Senior US critic for Screen International, Tim has written for the magazine since 2005. Based in Los Angeles, he also contributes to New Republic and Rolling Stone.

tim greierson

More Screen critics’ top films of 2016

Top five 


  1. Moonlight
    Barry Jenkins
    With his second feature, Jenkins expands his ambition to once again chronicle how people’s destiny can be shaped by their circumstances. Moonlight sports a brilliant triptych structure to chart the anxious development of Chiron, a gay black Florida youth navigating poverty and homophobia to become the man he was meant to be. Played by three different actors over three separate time periods, Chiron is the year’s most heartbreaking and inspiring character — a portrait of squandered potential redeemed by self-acceptance and love.

  2. American Honey
    Andrea Arnold
    This emotional, expansive road movie explores America from the perspective of society’s forgotten.

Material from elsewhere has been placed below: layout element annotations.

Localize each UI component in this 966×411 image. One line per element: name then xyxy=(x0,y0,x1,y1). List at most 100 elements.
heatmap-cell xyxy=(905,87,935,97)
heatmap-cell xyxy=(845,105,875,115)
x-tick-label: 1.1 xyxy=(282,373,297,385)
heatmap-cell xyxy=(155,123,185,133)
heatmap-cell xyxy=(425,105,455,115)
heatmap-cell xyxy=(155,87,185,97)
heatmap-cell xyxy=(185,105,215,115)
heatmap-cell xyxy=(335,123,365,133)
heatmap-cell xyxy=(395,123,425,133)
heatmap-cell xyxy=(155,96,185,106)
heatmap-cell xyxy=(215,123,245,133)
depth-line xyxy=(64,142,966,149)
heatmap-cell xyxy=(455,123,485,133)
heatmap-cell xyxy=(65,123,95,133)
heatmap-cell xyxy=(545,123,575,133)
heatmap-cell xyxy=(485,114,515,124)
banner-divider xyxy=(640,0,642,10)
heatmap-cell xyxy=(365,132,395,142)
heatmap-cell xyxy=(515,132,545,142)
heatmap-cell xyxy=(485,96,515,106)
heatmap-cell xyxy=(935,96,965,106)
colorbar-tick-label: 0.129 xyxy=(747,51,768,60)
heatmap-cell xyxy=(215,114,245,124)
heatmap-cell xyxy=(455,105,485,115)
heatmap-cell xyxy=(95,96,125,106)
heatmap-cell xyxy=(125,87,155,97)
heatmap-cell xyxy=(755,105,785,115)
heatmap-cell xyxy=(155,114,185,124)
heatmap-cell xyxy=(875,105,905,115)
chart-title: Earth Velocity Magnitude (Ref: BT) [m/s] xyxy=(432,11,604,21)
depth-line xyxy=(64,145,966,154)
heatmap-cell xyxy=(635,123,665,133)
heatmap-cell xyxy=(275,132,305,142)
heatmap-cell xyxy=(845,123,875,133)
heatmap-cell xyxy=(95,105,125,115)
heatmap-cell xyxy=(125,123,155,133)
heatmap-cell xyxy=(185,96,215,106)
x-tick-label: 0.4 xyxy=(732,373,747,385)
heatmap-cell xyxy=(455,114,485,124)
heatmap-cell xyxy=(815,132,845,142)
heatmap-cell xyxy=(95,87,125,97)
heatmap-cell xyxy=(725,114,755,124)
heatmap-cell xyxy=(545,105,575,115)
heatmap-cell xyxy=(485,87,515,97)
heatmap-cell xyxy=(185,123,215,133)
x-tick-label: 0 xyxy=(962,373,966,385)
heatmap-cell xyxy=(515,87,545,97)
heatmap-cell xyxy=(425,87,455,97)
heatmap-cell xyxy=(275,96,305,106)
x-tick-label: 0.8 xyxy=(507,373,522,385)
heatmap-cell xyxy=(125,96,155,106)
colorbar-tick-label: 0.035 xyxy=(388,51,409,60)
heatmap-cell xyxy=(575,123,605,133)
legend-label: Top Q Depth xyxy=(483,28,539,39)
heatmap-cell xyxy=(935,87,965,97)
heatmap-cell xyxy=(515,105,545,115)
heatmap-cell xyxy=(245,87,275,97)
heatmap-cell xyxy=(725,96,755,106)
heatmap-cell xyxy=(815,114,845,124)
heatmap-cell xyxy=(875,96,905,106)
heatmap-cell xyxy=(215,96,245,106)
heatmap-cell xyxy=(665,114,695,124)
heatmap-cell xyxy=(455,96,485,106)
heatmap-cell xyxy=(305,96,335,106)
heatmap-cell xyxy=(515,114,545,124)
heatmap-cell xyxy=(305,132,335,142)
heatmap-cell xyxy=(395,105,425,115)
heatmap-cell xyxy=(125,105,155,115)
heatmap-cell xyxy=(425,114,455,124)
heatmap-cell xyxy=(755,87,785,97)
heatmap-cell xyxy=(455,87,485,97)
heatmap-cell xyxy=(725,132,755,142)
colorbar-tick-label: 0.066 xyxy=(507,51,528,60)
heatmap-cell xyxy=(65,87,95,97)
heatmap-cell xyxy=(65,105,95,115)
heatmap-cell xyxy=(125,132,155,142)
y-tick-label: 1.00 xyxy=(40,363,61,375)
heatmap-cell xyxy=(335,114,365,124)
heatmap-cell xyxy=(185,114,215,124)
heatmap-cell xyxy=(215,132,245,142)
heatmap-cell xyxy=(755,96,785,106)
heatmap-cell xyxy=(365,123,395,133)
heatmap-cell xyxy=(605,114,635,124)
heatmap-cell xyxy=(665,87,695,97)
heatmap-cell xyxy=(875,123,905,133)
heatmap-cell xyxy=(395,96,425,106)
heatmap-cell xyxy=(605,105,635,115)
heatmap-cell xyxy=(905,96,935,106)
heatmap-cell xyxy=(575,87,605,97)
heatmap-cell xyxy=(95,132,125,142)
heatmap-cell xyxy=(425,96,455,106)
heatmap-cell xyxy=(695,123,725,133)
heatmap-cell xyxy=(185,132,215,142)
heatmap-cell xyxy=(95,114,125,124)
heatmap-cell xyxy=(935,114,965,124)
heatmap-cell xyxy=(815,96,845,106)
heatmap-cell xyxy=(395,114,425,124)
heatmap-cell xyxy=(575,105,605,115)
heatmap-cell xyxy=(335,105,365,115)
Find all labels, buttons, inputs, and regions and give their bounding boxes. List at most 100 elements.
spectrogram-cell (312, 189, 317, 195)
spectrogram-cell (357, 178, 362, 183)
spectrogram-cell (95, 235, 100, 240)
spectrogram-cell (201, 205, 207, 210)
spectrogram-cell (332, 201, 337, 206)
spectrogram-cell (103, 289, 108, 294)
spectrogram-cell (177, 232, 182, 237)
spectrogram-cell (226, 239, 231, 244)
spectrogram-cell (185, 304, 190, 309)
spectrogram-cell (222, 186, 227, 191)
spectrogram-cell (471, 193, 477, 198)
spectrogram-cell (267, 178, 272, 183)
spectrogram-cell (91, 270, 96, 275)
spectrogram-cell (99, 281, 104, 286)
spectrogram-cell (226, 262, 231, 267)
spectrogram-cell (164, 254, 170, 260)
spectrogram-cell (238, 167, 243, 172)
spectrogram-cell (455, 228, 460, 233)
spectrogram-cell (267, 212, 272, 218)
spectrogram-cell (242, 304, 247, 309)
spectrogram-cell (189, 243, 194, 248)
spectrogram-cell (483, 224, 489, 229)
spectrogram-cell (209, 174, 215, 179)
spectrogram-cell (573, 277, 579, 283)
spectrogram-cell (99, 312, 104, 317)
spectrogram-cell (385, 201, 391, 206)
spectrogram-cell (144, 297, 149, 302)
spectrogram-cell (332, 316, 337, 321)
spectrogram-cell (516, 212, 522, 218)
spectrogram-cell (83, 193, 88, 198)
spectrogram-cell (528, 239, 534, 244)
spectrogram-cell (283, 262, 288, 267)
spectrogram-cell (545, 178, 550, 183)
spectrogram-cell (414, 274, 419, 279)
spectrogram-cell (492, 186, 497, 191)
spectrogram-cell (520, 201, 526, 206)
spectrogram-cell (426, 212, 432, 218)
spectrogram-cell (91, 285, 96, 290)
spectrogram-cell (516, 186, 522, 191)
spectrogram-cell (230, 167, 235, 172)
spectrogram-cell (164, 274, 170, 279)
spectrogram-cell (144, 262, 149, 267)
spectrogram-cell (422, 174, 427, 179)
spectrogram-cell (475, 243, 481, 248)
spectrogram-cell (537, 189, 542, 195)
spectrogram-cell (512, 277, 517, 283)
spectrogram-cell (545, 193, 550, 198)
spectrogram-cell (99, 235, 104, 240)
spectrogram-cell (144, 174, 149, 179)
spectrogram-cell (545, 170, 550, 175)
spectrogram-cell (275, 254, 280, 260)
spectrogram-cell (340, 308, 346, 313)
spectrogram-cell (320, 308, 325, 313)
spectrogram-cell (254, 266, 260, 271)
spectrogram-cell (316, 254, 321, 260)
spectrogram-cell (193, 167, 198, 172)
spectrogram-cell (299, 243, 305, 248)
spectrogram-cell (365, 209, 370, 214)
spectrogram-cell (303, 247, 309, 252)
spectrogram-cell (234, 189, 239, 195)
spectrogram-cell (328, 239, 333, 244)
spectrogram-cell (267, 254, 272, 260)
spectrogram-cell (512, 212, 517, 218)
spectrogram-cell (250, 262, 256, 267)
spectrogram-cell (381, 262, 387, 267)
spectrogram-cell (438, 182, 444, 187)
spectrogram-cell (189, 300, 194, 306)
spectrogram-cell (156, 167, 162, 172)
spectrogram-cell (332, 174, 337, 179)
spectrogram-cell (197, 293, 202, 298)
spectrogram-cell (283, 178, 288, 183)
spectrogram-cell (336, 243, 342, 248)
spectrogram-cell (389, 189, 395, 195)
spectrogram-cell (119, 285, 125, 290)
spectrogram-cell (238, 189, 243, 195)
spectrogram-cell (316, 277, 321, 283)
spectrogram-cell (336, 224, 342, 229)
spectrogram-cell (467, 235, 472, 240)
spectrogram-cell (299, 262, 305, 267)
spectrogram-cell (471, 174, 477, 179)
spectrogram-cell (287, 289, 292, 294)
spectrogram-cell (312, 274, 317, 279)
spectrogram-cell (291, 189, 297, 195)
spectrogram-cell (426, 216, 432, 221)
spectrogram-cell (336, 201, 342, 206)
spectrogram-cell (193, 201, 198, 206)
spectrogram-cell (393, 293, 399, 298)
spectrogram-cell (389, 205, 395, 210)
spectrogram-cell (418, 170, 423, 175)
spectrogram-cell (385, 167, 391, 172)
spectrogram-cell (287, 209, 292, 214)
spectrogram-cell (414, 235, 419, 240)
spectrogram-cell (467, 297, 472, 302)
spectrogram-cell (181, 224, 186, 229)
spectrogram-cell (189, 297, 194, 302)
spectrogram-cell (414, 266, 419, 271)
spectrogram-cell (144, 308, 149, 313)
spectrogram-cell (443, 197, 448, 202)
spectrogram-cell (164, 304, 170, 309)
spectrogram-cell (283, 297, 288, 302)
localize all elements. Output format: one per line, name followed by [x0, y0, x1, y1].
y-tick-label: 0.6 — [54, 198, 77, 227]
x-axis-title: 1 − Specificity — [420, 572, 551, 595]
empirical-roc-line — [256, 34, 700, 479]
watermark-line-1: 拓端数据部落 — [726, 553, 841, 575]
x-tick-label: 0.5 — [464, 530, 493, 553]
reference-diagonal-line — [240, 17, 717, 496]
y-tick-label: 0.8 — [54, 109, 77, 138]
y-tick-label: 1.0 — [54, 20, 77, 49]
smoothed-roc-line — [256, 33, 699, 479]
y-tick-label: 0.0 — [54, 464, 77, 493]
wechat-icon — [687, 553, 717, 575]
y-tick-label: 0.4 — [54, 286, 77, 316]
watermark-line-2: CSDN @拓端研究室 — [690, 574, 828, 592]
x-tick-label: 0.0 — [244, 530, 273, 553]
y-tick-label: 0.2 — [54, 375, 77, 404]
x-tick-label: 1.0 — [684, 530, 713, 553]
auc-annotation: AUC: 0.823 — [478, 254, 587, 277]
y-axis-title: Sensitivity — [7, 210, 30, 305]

Sasha Lane is a fiery revelation.
    CONTACT Protagonist Pictures

  3. Paterson
    Jim Jarmusch
    Adam Driver dazzles in Jarmusch’s quietly profound, terrifically funny drama about the beguiling strangeness of the everyday.
    CONTACT K5 International

  4. Certain Women
    Kelly Reichardt
    Featuring a superb ensemble, Reichardt’s gem deftly delineates the small struggles that define her characters’ complicated lives.

  5. La La Land
    Damien Chazelle
    This effervescent film isn’t just a salute to old-school musicals but also a melancholy commentary on Hollywood’s dream factory.
    CONTACT Lionsgate

Best documentary

OJ: Made in America

OJ: Made In America
Ezra Edelman

Recasting the life of football superstar OJ Simpson as a gripping catalogue of American obsessions (celebrity, sports, scandal), Edelman explores the country’s fraught racial and sexual politics. Spanning eight hours, the film sketches a fall from grace that’s nearly Shakespearean in its grandeur.


Undiscovered gem 

The Student

The Student
Dir Kirill Serebrennikov

The dangers of religious fervor overwhelming reason is the cauldron into which The Student drops its audience, taking us to a Russian high school where a Bible-quoting loner (Petr Skvortsov) begins confronting his biology teacher (Victoria Isakova) over whether her lesson plans are an affront to God.  A darkly comic battle of wills escalates into a chilling illustration of how regressive, narrow-minded thinking can pollute our most sacred institutions.